Selina Trieff, a renowned artist, died peacefully in her sleep on Jan. 14 in her home at Wellfleet. She had struggled for many years with neurological and respiratory decline, but continued to paint, draw and teach until she could no longer hold a brush. She was 81.

She and her husband, artist Robert Henry, were seasonal residents of West Tisbury for more than 30 years, painting and exhibiting at their Christiantown studio.

A host of farm and house animals became a presence in Selina Trieff's paintings.

Born in Brooklyn, N.Y., she studied at Brooklyn College and had the good luck to be there when the art department was filled with such stars of mid-century art as Hans Hoffman, Marc Rothko and Ad Reinhardt, leaders in abstract expressionism. It was in a photography class that she met Robert Henry; they married a few months after graduation and for the next 60 years they painted and drew in adjoining studios, struggling to create a life in art. They succeeded, helped by good art teaching jobs which allowed them both to share their insightful understanding of what art is, what makes a good painting, with untold numbers of students.

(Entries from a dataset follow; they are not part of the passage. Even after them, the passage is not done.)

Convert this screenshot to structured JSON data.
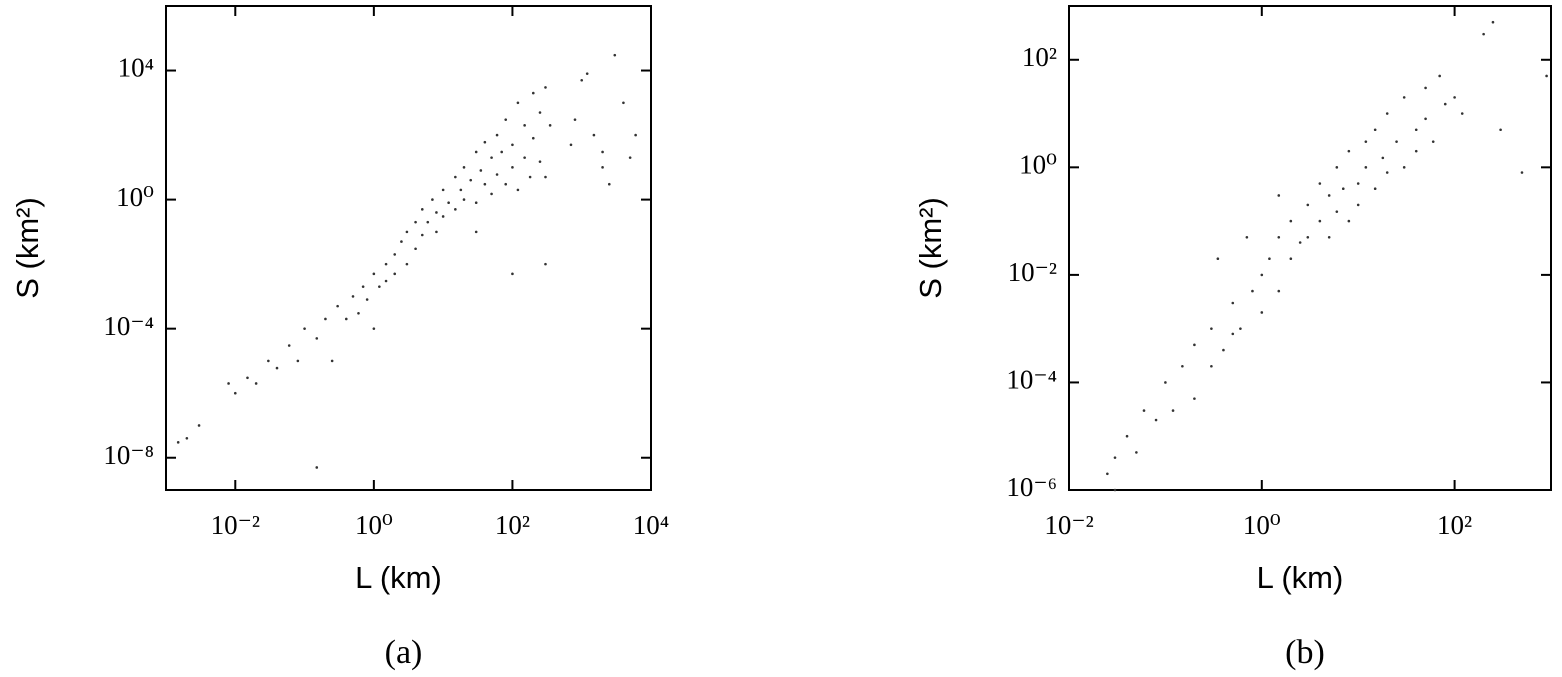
{
  "chart_data": [
    {
      "type": "scatter",
      "caption": "(a)",
      "x_label": "L (km)",
      "y_label": "S (km²)",
      "xscale": "log",
      "yscale": "log",
      "color": "#333333",
      "xlim": [
        0.001,
        10000
      ],
      "ylim": [
        1e-09,
        1000000
      ],
      "xticks": [
        {
          "value": 0.01,
          "label": "10⁻²"
        },
        {
          "value": 1,
          "label": "10⁰"
        },
        {
          "value": 100,
          "label": "10²"
        },
        {
          "value": 10000,
          "label": "10⁴"
        }
      ],
      "yticks": [
        {
          "value": 1e-08,
          "label": "10⁻⁸"
        },
        {
          "value": 0.0001,
          "label": "10⁻⁴"
        },
        {
          "value": 1,
          "label": "10⁰"
        },
        {
          "value": 10000,
          "label": "10⁴"
        }
      ],
      "x": [
        0.0015,
        0.003,
        0.002,
        0.008,
        0.01,
        0.015,
        0.02,
        0.03,
        0.04,
        0.06,
        0.08,
        0.1,
        0.15,
        0.15,
        0.2,
        0.25,
        0.3,
        0.4,
        0.5,
        0.6,
        0.7,
        0.8,
        1,
        1.2,
        1.5,
        1.5,
        2,
        2,
        2.5,
        3,
        3,
        4,
        4,
        5,
        5,
        6,
        7,
        8,
        8,
        10,
        10,
        12,
        15,
        15,
        18,
        20,
        20,
        25,
        30,
        30,
        35,
        40,
        40,
        50,
        50,
        60,
        60,
        70,
        80,
        80,
        100,
        100,
        120,
        120,
        150,
        150,
        180,
        200,
        200,
        250,
        250,
        300,
        300,
        350,
        300,
        1000,
        1500,
        2000,
        2000,
        3000,
        4000,
        5000,
        6000,
        700,
        800,
        1200,
        2500,
        100,
        30,
        1
      ],
      "values": [
        3e-08,
        1e-07,
        4e-08,
        2e-06,
        1e-06,
        3e-06,
        2e-06,
        1e-05,
        6e-06,
        3e-05,
        1e-05,
        0.0001,
        5e-05,
        5e-09,
        0.0002,
        1e-05,
        0.0005,
        0.0002,
        0.001,
        0.0003,
        0.002,
        0.0008,
        0.005,
        0.002,
        0.01,
        0.003,
        0.02,
        0.005,
        0.05,
        0.01,
        0.1,
        0.03,
        0.2,
        0.08,
        0.5,
        0.2,
        1,
        0.1,
        0.4,
        2,
        0.3,
        0.8,
        5,
        0.5,
        2,
        10,
        1,
        4,
        30,
        0.8,
        8,
        3,
        60,
        20,
        1.5,
        100,
        6,
        30,
        3,
        300,
        50,
        10,
        1000,
        2,
        200,
        20,
        5,
        2000,
        80,
        500,
        15,
        3000,
        5,
        200,
        0.01,
        5000,
        100,
        10,
        30,
        30000,
        1000,
        20,
        100,
        50,
        300,
        8000,
        3,
        0.005,
        0.1,
        0.0001
      ]
    },
    {
      "type": "scatter",
      "caption": "(b)",
      "x_label": "L (km)",
      "y_label": "S (km²)",
      "xscale": "log",
      "yscale": "log",
      "color": "#333333",
      "xlim": [
        0.01,
        1000
      ],
      "ylim": [
        1e-06,
        1000
      ],
      "xticks": [
        {
          "value": 0.01,
          "label": "10⁻²"
        },
        {
          "value": 1,
          "label": "10⁰"
        },
        {
          "value": 100,
          "label": "10²"
        }
      ],
      "yticks": [
        {
          "value": 1e-06,
          "label": "10⁻⁶"
        },
        {
          "value": 0.0001,
          "label": "10⁻⁴"
        },
        {
          "value": 0.01,
          "label": "10⁻²"
        },
        {
          "value": 1,
          "label": "10⁰"
        },
        {
          "value": 100,
          "label": "10²"
        }
      ],
      "x": [
        0.025,
        0.03,
        0.03,
        0.04,
        0.05,
        0.06,
        0.08,
        0.1,
        0.12,
        0.15,
        0.2,
        0.2,
        0.3,
        0.3,
        0.4,
        0.5,
        0.5,
        0.6,
        0.8,
        1,
        1,
        1.2,
        1.5,
        1.5,
        2,
        2,
        2.5,
        3,
        3,
        4,
        4,
        5,
        5,
        6,
        6,
        7,
        8,
        8,
        10,
        10,
        12,
        12,
        15,
        15,
        18,
        20,
        20,
        25,
        30,
        30,
        40,
        40,
        50,
        50,
        60,
        70,
        80,
        100,
        120,
        200,
        250,
        300,
        900,
        500,
        0.35,
        0.7,
        1.5
      ],
      "values": [
        2e-06,
        1e-06,
        4e-06,
        1e-05,
        5e-06,
        3e-05,
        2e-05,
        0.0001,
        3e-05,
        0.0002,
        5e-05,
        0.0005,
        0.0002,
        0.001,
        0.0004,
        0.003,
        0.0008,
        0.001,
        0.005,
        0.01,
        0.002,
        0.02,
        0.005,
        0.05,
        0.02,
        0.1,
        0.04,
        0.2,
        0.05,
        0.1,
        0.5,
        0.05,
        0.3,
        1,
        0.15,
        0.4,
        0.1,
        2,
        0.5,
        0.2,
        1,
        3,
        0.4,
        5,
        1.5,
        0.8,
        10,
        3,
        1,
        20,
        5,
        2,
        30,
        8,
        3,
        50,
        15,
        20,
        10,
        300,
        500,
        5,
        50,
        0.8,
        0.02,
        0.05,
        0.3
      ]
    }
  ]
}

Although she was influenced by these esteemed teachers, she made art that was totally her own. Not abstract, not impressionistic — simply Selina. She said once, “As much as I liked abstract expressionism . . . I never felt part of any major movement.”

She knew from an early age that she would be an artist, because she always loved to draw and “was good at it and so that’s what I did.” But loving to draw became a passion that drove her work, so that “good” by the time she was in her 50s, became brilliant paintings that were stunning in color, form and symbolism. The New York Times leading art critic at the time called her “an American original” and was so taken with her first show in a mainstream New York gallery that he forgot he’d also assigned another writer to review it. In a rare New York Times oversight, two different generous reviews of Selina’s show at the Graham Gallery appeared in the same issue of the Times.

Her vast output of work over decades has always had a theme, but one not easily decipherable. Her figures are often taken as women and yet are androgynous, full of mystery, seemingly mythical, medieval, enigmatic, their faces a mask of unknown meaning.

Selina Trieff's art was totally her own.

Not known as a fashionista, Selina was a star scavenger of a wardrobe found at yard sales and on the Vineyard, proudly “purchased” at the Dumptique. Her favorite outfit for weddings and other parties included a man’s tweed jacket with odd oversized mismatched buttons. And yet the timeless majestic figures in her paintings are always elegantly clothed in beautifully draped costumes that dazzle the eye with their gold leaf and lush colors.

Her Island years inspired many beautiful landscapes, dunescapes from Lambert’s Cove, and a host of farm and house animals, who became a presence in her paintings as she took to sketching them at Ann Hopkins’s farm up the road in Christiantown.

The animals also are rendered with a strange beauty: their faces elongated, vaguely resembling the artist herself, be they pig, goat or dog. She said that she liked the idea of animals because they are “absurd,” but Trieff-drawn animals always had a dignity about them, seemingly ancient and wise.

Laconic and droll in manner, Selina would never explain what “meaning” there was in her canvases. A smile played about her mouth, she would shrug and in her Brooklyn accent perhaps answer, as enigmatically as her figures, “Whatever.” And then talk about technique.

In the mid 1990s, after a long lifetime living in New York city and the Vineyard, Selina and Bob moved back to the Provincetown world that had so enthralled them when they were young. And they proved you can go home again. For nearly 20 years they were leaders of the Provincetown art scene, teaching and showing work and giving back to the community they love and which loves them. Just as a Selina Trieff work is iconic, Selina, herself, was an iconic figure in the Cape art world.

Her work is represented by the Berta Walker Gallery in Provincetown, and her pieces are part of private and permanent public collections in this country and abroad. She and her husband are the subject of a documentary film: Their Lives In Art: Robert Henry & Selina Trieff, which was filmed over a 10-year period in New York, the Vineyard and Provincetown, by Marjory and Robert Potts of West Tisbury.

Besides her husband, she is survived by her daughters Sarah Henry and Jane Henry, their husbands Michael Gorin and Tobin Harshaw, and grandchildren Emma and Molly Gorin, and Truitt and Etta Harshaw.

Gifts in her memory can be made to the Provincetown Art Association. Memorial services in both New York and Provincetown will be scheduled for later this year.